Инна Тронина - Дух неправды
Но и того хватило, чтобы Миррен, приоткрыв окно со своей стороны, недовольно спросил по-английски:
– В чём дело, Майкл? – И добавил: – Я тороплюсь!
«Шпион проклятый…» – подумала Наталья и облизала губы. Безразличные глаза смотрели на неё из машины. Наталья давно уже научилась молниеносно оценивать, на что способен противник, стоит вступать в схватку или лучше уклониться. Смысл такого взора она поняла прекрасно и ощутила в сердце редко посещавший её страх. Почему в мыслях назвала иностранца шпионом, Наталья и сама не знала. Но почувствовала одно – если сейчас попробует помешать «Крайслеру» выехать за ворота, сильно об этом пожалеет…
«Наталья, вам кто-то звонит!» – писклявым голоском сказал мобильник в её кармане. Опс! Не отключила. Покосилась на дисплей и увидела Сашкин номер. Ну, его в задницу! Лучше всего будет выпустить фирмача. Пусть его в пути перехватят, если сумеют. А она сюда хрен впишется – в другом месте эти баксы срубит. Наталья поспешно сунула «трубу» обратно в карман. Потом она нажала на зелёную кнопку, и ворота открылись. Каратистка с надеждой смотрела на ведущую к шоссе дорогу, но там было темно и пусто.
* * *«Крайслер» вынырнул из-за кирпичного забора, над которым взлетали, как огни салюта, красные башенки и арки. Вилла Печерского была спроектирована итальянским архитектором как миниатюрный Кремль. В небе нарастал гул очередного самолёта, заходившего на посадку, Райдер, проехав несколько сот метров, притормозил и огляделся. Над элитным посёлком плавало северное сияние, а впереди сгущалась тьма. Миррен знал, что недалеко отсюда располагается пост ГАИ, куда, вероятно, уже передана ориентировка на Санкара. Всё-таки лучше бы ему сейчас быть в багажнике…

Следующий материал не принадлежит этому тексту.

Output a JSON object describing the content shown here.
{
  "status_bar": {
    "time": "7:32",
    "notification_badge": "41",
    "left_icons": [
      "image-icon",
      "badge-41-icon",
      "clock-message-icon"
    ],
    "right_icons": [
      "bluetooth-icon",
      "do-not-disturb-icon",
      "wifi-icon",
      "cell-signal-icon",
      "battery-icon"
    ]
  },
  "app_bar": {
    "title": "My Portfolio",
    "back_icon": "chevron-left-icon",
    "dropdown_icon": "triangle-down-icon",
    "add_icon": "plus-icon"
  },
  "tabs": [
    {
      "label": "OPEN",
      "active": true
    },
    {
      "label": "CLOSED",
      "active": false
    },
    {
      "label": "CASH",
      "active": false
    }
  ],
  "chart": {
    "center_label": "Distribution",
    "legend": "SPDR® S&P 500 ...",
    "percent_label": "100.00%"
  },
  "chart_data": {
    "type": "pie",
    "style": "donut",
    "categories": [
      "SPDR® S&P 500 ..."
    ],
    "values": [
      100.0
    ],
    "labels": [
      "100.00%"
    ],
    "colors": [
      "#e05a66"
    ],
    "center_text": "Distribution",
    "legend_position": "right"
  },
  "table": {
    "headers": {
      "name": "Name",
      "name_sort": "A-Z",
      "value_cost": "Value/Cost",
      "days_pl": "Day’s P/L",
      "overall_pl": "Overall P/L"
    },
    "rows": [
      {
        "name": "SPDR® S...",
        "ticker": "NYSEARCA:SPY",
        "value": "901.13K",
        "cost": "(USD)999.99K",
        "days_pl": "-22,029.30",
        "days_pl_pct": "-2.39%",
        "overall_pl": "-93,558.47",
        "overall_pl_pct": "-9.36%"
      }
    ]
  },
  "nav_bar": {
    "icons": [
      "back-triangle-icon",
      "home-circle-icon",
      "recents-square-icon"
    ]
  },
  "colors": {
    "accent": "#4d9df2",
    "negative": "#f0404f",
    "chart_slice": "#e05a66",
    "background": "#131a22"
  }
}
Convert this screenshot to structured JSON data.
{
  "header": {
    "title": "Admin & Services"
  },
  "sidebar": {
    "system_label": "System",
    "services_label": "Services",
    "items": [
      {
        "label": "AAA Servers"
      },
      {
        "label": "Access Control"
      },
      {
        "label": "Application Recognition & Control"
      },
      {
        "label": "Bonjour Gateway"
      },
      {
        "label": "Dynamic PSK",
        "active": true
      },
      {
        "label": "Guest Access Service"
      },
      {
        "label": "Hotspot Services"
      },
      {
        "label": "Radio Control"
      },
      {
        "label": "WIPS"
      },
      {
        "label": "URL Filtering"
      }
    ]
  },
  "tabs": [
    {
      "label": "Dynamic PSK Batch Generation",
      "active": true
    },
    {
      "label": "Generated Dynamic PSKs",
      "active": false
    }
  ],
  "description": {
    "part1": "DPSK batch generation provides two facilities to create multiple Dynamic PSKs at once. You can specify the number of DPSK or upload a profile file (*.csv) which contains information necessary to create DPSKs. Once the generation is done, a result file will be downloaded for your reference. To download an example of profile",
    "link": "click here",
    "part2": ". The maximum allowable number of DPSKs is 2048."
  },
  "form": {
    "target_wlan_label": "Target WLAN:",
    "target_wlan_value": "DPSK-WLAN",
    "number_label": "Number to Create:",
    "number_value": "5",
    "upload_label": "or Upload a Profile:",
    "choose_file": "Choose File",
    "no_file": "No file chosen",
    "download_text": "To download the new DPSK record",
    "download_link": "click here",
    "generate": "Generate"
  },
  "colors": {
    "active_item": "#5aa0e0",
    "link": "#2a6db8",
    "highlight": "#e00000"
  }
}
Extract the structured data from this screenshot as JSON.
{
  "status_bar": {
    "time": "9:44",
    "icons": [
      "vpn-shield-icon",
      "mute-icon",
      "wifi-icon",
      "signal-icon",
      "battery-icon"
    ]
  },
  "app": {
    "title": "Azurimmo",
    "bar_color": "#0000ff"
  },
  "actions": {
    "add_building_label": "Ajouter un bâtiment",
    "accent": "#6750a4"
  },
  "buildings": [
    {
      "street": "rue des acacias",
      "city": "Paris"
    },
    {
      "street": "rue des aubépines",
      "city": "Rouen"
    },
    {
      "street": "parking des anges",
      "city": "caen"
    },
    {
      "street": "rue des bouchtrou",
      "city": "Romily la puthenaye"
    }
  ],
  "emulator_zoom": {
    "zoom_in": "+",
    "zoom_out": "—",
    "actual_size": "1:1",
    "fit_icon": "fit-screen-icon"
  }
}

Миррен по китайской методике помассировал внутренние углы глаз, потом надавил по три точки на каждой брови, потёр переносицу и под глазами. Не полагаясь только на это средство, достал две капсулы из внутреннего кармана пиджака, бросил в рот. Сказывался проклятый возраст, когда поздно уже ходить на задания. Растренировался в кругу семьи, позабыл, как всё это бывает. Что за паскуд Майкл себе в охрану набрал? Эта вылощенная сучка у ворот работает на Пихтовникова. И ведь не обижал их Майкл. Но тут всегда так – чем больше даёшь, тем больше к тебе претензий. Доброе отношение в России считается признаком слабости.
Все три шлагбаума дипломатический автомобиль миновал без задержек. Гром петард становился глуше, и перед лобовым стеклом расстилались бескрайние подмосковные поля. Чёрно-белый ледяной простор всегда навевал тоску. В этих снегах увязли Наполеон и Гитлер, потому что оказались идиотами. Надо было не переть в лоб, а добавлять наркотик малыми порциями, как в тайских борделях, чтобы люди попали в зависимость и стали послушными. В девяносто первом ни капли крови не пролили, даже ноги не замочили. И, что самое главное, народ уже который год гуляет, как ни в чём не бывало. Миррен давно знал, что так всё и будет.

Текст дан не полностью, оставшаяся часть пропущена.